I'm hoping desperately that the terms of the issue have been conveyed to me incorrectly. On the one hand, such is an expected result when Tig tells me these things. To the other is the fact that I don't contest the Sabbatarian aspect of Seventh-Day Adventism; even the witches' sabbat is Saturday.
But what does that really have to do with anything? What I'm actually preparing for in these terms will be attempts to baptize my child into Christianity. I could care less what day one goes to church; I think the whole thing is detrimental.
But this is a common thing to me.

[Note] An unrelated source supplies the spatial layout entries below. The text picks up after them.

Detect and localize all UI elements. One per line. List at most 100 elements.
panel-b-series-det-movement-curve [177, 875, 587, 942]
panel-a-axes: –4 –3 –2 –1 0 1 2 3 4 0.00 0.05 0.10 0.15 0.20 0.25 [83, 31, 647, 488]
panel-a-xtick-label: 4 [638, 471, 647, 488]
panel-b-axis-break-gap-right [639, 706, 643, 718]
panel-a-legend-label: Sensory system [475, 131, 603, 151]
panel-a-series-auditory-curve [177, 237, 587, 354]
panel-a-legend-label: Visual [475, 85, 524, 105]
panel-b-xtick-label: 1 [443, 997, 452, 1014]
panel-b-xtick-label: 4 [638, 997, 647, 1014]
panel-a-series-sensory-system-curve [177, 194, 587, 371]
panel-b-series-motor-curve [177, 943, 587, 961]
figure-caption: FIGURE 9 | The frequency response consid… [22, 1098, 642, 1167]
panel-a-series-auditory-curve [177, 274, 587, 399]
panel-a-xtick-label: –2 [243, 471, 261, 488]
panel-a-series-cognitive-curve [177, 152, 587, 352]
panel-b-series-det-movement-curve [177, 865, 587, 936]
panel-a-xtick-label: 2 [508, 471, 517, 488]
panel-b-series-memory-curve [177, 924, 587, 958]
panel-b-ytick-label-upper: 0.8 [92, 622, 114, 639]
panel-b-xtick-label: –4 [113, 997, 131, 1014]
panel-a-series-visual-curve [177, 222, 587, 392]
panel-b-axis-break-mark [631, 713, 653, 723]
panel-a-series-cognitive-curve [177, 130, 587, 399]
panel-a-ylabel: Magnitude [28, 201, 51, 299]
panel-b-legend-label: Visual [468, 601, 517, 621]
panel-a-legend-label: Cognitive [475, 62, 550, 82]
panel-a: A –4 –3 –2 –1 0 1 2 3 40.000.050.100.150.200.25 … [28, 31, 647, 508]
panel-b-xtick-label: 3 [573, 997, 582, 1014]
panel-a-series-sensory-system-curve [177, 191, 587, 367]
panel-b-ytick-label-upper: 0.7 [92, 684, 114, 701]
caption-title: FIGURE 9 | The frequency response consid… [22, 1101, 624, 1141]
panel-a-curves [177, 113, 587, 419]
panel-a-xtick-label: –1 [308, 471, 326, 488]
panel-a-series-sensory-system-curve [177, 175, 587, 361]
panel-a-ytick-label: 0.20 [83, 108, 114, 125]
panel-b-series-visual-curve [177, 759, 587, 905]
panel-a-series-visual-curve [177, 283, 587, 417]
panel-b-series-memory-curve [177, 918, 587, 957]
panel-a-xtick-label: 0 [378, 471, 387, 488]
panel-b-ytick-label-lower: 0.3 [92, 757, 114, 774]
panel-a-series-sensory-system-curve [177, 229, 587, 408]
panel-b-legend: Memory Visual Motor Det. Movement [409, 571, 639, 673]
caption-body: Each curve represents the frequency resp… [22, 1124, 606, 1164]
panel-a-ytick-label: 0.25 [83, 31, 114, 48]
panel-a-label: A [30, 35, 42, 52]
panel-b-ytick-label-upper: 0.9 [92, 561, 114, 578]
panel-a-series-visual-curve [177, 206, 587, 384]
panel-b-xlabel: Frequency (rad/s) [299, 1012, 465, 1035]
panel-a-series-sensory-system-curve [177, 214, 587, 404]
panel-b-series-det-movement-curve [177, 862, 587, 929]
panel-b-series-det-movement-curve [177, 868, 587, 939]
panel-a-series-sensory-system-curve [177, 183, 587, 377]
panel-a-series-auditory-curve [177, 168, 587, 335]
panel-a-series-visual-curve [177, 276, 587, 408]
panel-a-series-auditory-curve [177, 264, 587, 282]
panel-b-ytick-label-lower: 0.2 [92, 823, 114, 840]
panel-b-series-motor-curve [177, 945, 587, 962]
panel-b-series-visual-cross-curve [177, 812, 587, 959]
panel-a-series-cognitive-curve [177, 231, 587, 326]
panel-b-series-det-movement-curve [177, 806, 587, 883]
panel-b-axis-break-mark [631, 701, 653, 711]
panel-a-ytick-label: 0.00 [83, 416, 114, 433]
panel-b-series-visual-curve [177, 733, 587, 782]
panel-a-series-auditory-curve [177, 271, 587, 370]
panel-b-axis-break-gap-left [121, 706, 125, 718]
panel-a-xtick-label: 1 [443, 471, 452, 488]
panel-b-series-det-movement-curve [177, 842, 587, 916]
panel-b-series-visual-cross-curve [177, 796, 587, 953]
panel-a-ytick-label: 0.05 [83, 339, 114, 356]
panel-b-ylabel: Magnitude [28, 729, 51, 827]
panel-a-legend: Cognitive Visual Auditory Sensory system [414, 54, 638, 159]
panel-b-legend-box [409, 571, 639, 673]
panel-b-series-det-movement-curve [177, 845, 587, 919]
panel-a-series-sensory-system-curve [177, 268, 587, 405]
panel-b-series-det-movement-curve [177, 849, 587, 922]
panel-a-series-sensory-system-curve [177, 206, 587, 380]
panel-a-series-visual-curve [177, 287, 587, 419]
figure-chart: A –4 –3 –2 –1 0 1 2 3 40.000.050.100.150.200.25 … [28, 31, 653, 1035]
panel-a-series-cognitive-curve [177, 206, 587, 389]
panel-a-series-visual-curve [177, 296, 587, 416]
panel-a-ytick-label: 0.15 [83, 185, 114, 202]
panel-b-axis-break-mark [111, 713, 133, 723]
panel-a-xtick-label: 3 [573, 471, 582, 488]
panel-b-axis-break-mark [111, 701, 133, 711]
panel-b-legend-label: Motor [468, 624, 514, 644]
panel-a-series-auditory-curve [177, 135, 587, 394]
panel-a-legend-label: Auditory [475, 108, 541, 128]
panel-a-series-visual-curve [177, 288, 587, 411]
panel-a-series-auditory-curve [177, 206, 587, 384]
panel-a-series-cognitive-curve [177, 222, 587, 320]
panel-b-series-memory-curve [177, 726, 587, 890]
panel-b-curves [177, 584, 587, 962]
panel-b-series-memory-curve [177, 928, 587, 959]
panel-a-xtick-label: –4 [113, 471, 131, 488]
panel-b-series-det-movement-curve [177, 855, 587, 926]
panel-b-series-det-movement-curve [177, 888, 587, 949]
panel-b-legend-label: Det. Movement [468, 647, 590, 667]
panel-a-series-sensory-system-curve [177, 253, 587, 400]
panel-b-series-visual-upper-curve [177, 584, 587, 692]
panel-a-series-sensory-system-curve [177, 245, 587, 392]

I would ask the questions as such:
• Why is it that Christians will stake faith on irrelevant issues? (e.g. the day of the Sabbath is among the least important considerations.)
• Would an evangelical Christian accept it if I initiated their child into witchcraft against their will?
• Would an evangelical Christian feel secure if I targeted their child for conversion and initiation into a different religion?
But I'm insulted. What in heaven's name could make that man think the Sabbath is an issue? Is this really where his head is at?
And it's stuff like this that makes me worry even more about his religion: What is the relationship between the religious paradigm and the immediate perspective?
And as I look out to the future, and envision my daughter's future life, it makes me wish there was definitively something to pray to that she won't be so wrongly and obsessively focused. But in the meantime, the stake is too high to fritter my efforts away on supplication.
I mean, these people are planning to move five-hundred miles north of their current home in order to attend to this child. I applaud their devotion but question their intent. Tig doesn't trust them any farther than she can throw them (maybe a foot and a half), but it's hard to tell how much of that is paranoia. But for all they want to do for their daughter and granddaughter--and, by proxy, me--I will not permit them this degree of interference. Quite literally, a man is allegedly preparing to undertake a process that he would not, as a parent, have accepted of anyone.
I find that interesting. But he's going to have to answer for that at some point, and sack issues of the Sabbath.
But I find his invitation to a snipe-hunt somewhat ridiculous and insulting.
And, having vented, I'll leave it at that for now.